If the biology is so strong, why hasn’t it been proven in clinical trials yet?
Many drugs that show powerful effects in laboratory and animal studies fail to produce consistent results in human clinical trials. For cannabinoids, specific challenges include the difficulty of blinding cannabis trials (patients often know if they received THC), wide variability in cannabis product composition, lack of standardized dosing, and the complexity of human pain which involves psychological and social factors that animal models cannot replicate. These hurdles do not mean cannabinoids will never prove effective, but they explain the current evidence gap.
References
- Current Pain and Headache Reports (2024). Cannabinoids and acute pain management: a narrative review. DOI: 10.1007/s11916-024-01252-4.

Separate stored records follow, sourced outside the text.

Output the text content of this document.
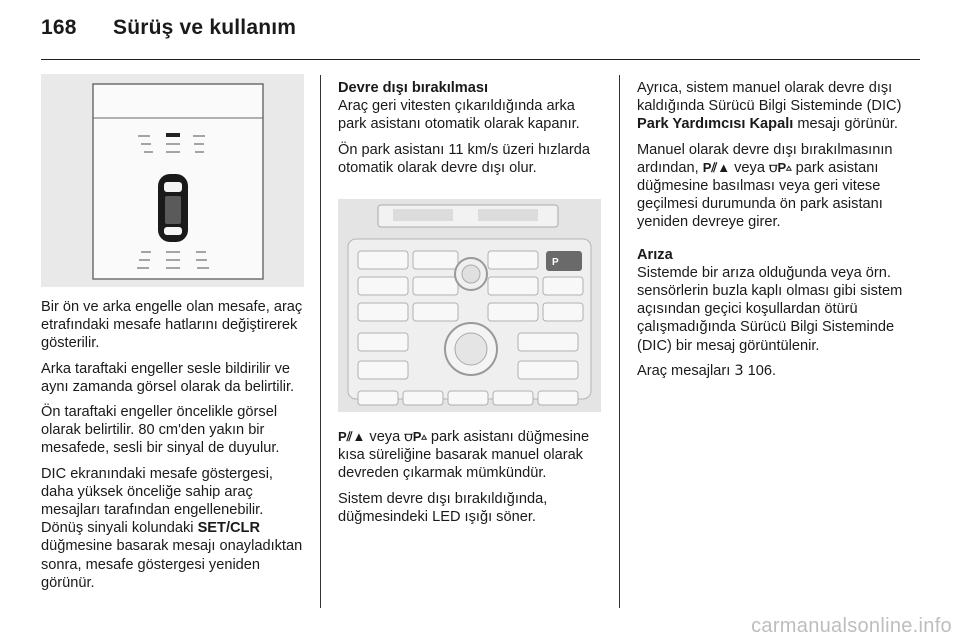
168 Sürüş ve kullanım
P

Bir ön ve arka engelle olan mesafe, araç etrafındaki mesafe hatlarını değiştirerek gösterilir.

Arka taraftaki engeller sesle bildirilir ve aynı zamanda görsel olarak da belirtilir.

Ön taraftaki engeller öncelikle görsel olarak belirtilir. 80 cm'den yakın bir mesafede, sesli bir sinyal de duyulur.

DIC ekranındaki mesafe göstergesi, daha yüksek önceliğe sahip araç mesajları tarafından engellenebilir. Dönüş sinyali kolundaki SET/CLR düğmesine basarak mesajı onayladıktan sonra, mesafe göstergesi yeniden görünür.

Devre dışı bırakılması

Araç geri vitesten çıkarıldığında arka park asistanı otomatik olarak kapanır.

Ön park asistanı 11 km/s üzeri hızlarda otomatik olarak devre dışı olur.

P⫽▲ veya ⩌P▵ park asistanı düğmesine kısa süreliğine basarak manuel olarak devreden çıkarmak mümkündür.

Sistem devre dışı bırakıldığında, düğmesindeki LED ışığı söner.

Ayrıca, sistem manuel olarak devre dışı kaldığında Sürücü Bilgi Sisteminde (DIC) Park Yardımcısı Kapalı mesajı görünür.

Manuel olarak devre dışı bırakılmasının ardından, P⫽▲ veya ⩌P▵ park asistanı düğmesine basılması veya geri vitese geçilmesi durumunda ön park asistanı yeniden devreye girer.

Arıza

Sistemde bir arıza olduğunda veya örn. sensörlerin buzla kaplı olması gibi sistem açısından geçici koşullardan ötürü çalışmadığında Sürücü Bilgi Sisteminde (DIC) bir mesaj görüntülenir.

Araç mesajları 3 106.

carmanualsonline.info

- Mucke M, Phillips T, Radbruch L, Petzke F, Hauser W. Cannabis-based medicines for chronic neuropathic pain in adults. Cochrane Database Syst Rev. 2018;3:CD012182.
- Aviram J, Samuelly-Leichtag G. Efficacy of cannabis-based medicines for pain management: a systematic review and meta-analysis of randomized controlled trials. Pain Physician. 2017;20(6):E755-E796.
- American Society of Regional Anesthesia and Pain Medicine (ASRA). Consensus practice guidelines on the perioperative management of patients on cannabis. Reg Anesth Pain Med. 2022.